¿Quieres recibir notificaciones de nuestro sitio web?

Empresa detrás de estatua por la equidad de género es demandada… por inequidad de género

La pequeña estatua de Fearless Girl se colocó frente al icónico Charging Bull que da la bienvenida a todos en Wall Street. La intención, dicen sus creadores, es llamar la atención sobre la falta de equidad en los salarios del mundo corporativo, en el que una mujer se encuentra en desventaja salarial por el simple hecho de ser mujer. (vía: AdWeek)

Razón no les falta, pero probar este punto, ahora State Street Global Advisors (SSGA), la empresa que colocó ahí la estatua, está demandada por el gobierno estadounidense porque sus trabajadoras ganan menos que los hombres que tienen el mismo puesto que ellas. (vía: BBC)

El Departamento del Trabajo estadounidense encontró esa irregularidad documentada desde al menos 2010 en el que 300 mujeres de la empresa se vieron afectadas y (antes de que grite tu macho interior) no se trata de ambición: es pura y llana justicia que las mujeres ganen exactamente lo mismo por desempeñar el mismo tipo de trabajo que los hombres. (vía: The New York Times)

Una ironía grande, que puede parecer hasta gracioso de lo ridículo que es, pero también demuestra un punto difícil de asimilar: el feminismo también es un mercado… o, más bien, un tipo de feminismo también es mercado

Siempre hemos sabido que la máquina mercantil se apropia de todo lo que toca y que cualquier cosa, en tanto le guste a alguien, puede venderse.

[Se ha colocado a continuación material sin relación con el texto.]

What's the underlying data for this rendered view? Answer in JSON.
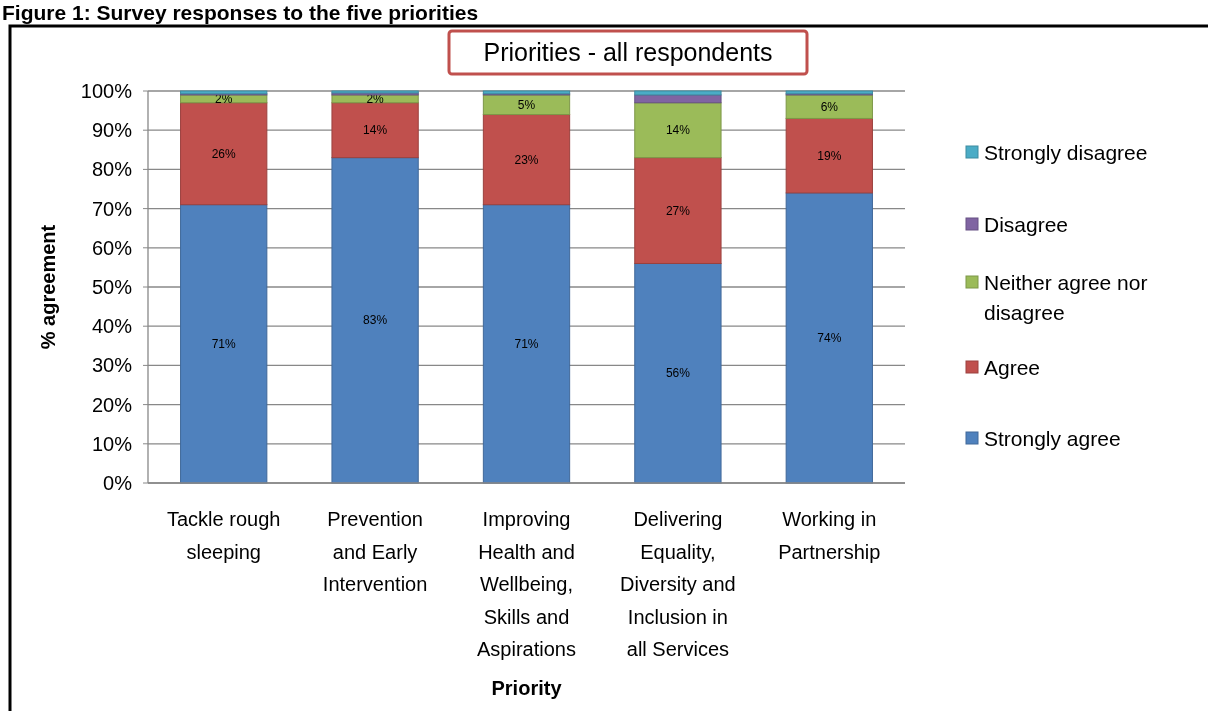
{
  "chart_data": {
    "type": "bar",
    "title": "Priorities - all respondents",
    "annotations": [
      "Figure 1: Survey responses to the five priorities"
    ],
    "xlabel": "Priority",
    "ylabel": "% agreement",
    "categories": [
      "Tackle rough sleeping",
      "Prevention and Early Intervention",
      "Improving Health and Wellbeing, Skills and Aspirations",
      "Delivering Equality, Diversity and Inclusion in all Services",
      "Working in Partnership"
    ],
    "stacked": true,
    "ylim": [
      0,
      100
    ],
    "yticks": [
      {
        "value": 0,
        "label": "0%"
      },
      {
        "value": 10,
        "label": "10%"
      },
      {
        "value": 20,
        "label": "20%"
      },
      {
        "value": 30,
        "label": "30%"
      },
      {
        "value": 40,
        "label": "40%"
      },
      {
        "value": 50,
        "label": "50%"
      },
      {
        "value": 60,
        "label": "60%"
      },
      {
        "value": 70,
        "label": "70%"
      },
      {
        "value": 80,
        "label": "80%"
      },
      {
        "value": 90,
        "label": "90%"
      },
      {
        "value": 100,
        "label": "100%"
      }
    ],
    "grid": "y",
    "legend": "right",
    "series": [
      {
        "name": "Strongly agree",
        "color": "#4f81bd",
        "values": [
          71,
          83,
          71,
          56,
          74
        ],
        "value_labels": [
          "71%",
          "83%",
          "71%",
          "56%",
          "74%"
        ]
      },
      {
        "name": "Agree",
        "color": "#c0504d",
        "values": [
          26,
          14,
          23,
          27,
          19
        ],
        "value_labels": [
          "26%",
          "14%",
          "23%",
          "27%",
          "19%"
        ]
      },
      {
        "name": "Neither agree nor disagree",
        "color": "#9bbb59",
        "values": [
          2,
          2,
          5,
          14,
          6
        ],
        "value_labels": [
          "2%",
          "2%",
          "5%",
          "14%",
          "6%"
        ]
      },
      {
        "name": "Disagree",
        "color": "#8064a2",
        "values": [
          0.3,
          0.5,
          0.3,
          2,
          0.3
        ],
        "value_labels": [
          null,
          null,
          null,
          null,
          null
        ]
      },
      {
        "name": "Strongly disagree",
        "color": "#4bacc6",
        "values": [
          0.7,
          0.5,
          0.7,
          1,
          0.7
        ],
        "value_labels": [
          null,
          null,
          null,
          null,
          null
        ]
      }
    ]
  }
}
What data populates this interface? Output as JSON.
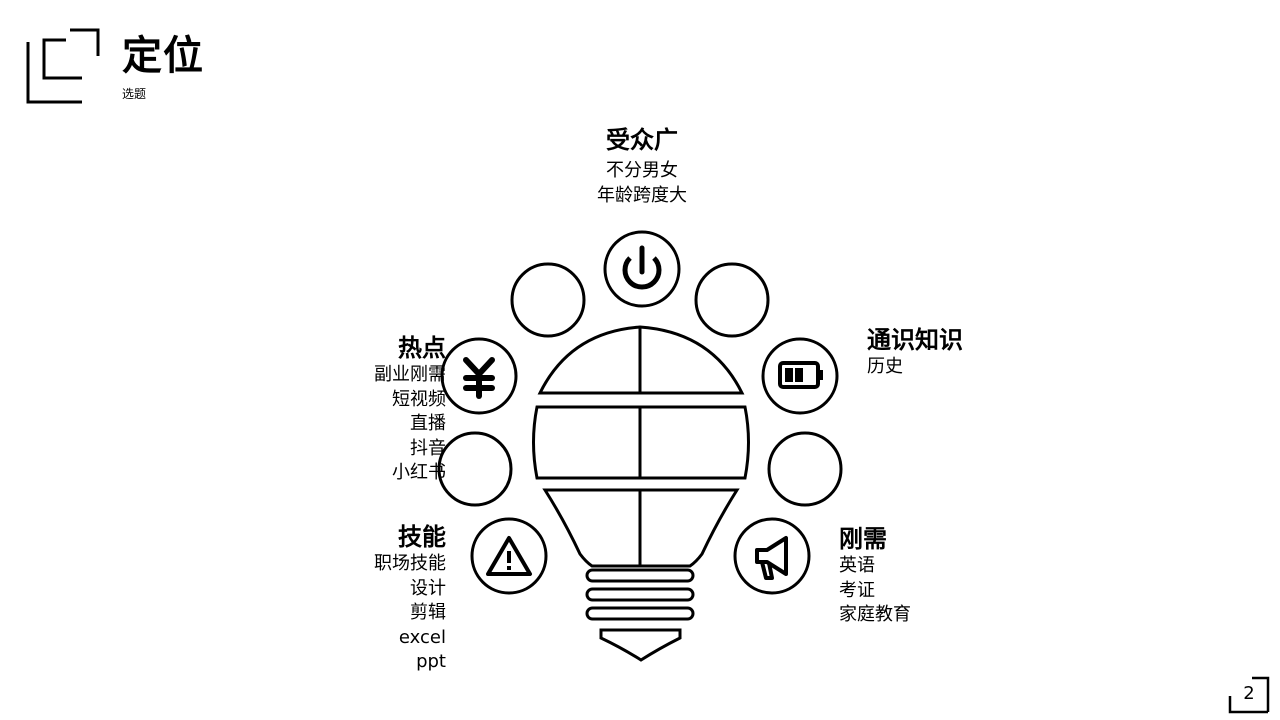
{
  "page": {
    "title": "定位",
    "subtitle": "选题",
    "page_number": "2"
  },
  "diagram": {
    "top": {
      "heading": "受众广",
      "lines": [
        "不分男女",
        "年龄跨度大"
      ]
    },
    "left_top": {
      "heading": "热点",
      "lines": [
        "副业刚需",
        "短视频",
        "直播",
        "抖音",
        "小红书"
      ]
    },
    "left_bottom": {
      "heading": "技能",
      "lines": [
        "职场技能",
        "设计",
        "剪辑",
        "excel",
        "ppt"
      ]
    },
    "right_top": {
      "heading": "通识知识",
      "lines": [
        "历史"
      ]
    },
    "right_bottom": {
      "heading": "刚需",
      "lines": [
        "英语",
        "考证",
        "家庭教育"
      ]
    },
    "icons": [
      "power-icon",
      "yen-icon",
      "battery-icon",
      "warning-icon",
      "megaphone-icon"
    ]
  }
}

Por ello puedes comprar una playera hecha en China de una marca estadounidense con la imagen del Che Guevara (el ejemplo es cliché, pero es tremendamente real). Esta estatua sólo demuestra que la ideología, cual sea, puede venderse como un producto y ya.

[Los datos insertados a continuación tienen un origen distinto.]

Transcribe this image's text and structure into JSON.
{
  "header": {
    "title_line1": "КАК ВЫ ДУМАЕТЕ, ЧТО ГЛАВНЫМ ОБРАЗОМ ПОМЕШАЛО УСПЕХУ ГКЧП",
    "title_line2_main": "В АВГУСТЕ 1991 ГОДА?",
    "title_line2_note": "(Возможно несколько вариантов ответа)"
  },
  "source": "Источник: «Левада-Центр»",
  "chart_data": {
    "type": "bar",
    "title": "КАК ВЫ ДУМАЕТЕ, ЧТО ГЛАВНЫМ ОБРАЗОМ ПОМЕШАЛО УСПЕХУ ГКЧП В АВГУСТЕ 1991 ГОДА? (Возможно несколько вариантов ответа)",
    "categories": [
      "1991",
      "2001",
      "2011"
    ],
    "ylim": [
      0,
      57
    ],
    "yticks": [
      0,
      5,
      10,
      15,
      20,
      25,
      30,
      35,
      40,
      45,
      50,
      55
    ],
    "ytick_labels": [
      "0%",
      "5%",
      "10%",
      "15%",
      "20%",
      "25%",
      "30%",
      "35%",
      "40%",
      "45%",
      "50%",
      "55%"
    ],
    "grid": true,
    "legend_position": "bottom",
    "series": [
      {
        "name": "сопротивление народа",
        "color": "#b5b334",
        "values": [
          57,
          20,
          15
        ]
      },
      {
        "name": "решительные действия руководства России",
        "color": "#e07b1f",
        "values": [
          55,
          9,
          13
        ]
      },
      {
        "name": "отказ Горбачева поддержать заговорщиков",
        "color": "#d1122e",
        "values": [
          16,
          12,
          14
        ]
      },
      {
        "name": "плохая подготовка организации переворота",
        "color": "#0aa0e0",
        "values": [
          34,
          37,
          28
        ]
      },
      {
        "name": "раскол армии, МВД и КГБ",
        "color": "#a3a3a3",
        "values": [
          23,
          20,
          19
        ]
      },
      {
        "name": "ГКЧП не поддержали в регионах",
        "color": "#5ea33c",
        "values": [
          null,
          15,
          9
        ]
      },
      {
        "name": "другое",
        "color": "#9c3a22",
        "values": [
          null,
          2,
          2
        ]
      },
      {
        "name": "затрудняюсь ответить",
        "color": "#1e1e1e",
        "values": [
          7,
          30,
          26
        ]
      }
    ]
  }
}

Los feminismos, tan necesarios aun ahora, están experimentándolo, cuando los debates sobre equidad de género se presentan cada día más, con los feminicidios y las muestras de violencia de género expuestas con mayor facilidad y prontitud gracias a la cantidad de medios de información que la tecnología nos brinda (aunque lo usemos principalmente para compartir memes de perritos).

La prueba máxima serán esos cinco millones de dólares que State Street tendrá que pagar a sus empleadas, a las que sistemáticamente no subió el sueldo para privilegiar a sus empleados únicamente. Desde que se instaló la pieza, la marca fue acusada por varias organizaciones de “falso feminismo”, alegando que era una simple campaña publicitaria para la empresa y que nada tenía que ver con la equidad de género. (vía: The Guardian)

La figura de bronce sí puso el debate nuevamente en la mesa y encontró eco en muchas mujeres que ven de forma diferente su salario y pueden exigir un trato justo. Sin embargo, que la compañía que está detrás de ella siga en las prácticas que condena mediante su discurso expone la falta de compromiso que existe en muchos estratos de la sociedad por entender los feminismos y sus implicaciones.

Hace falta aceptar que no entendemos el feminismo y que, básicamente, no podremos entenderlo por completo si no somos mujeres. Muestra clara en cinco millones y en otra estatua más que se cae sin tener que ser demolida.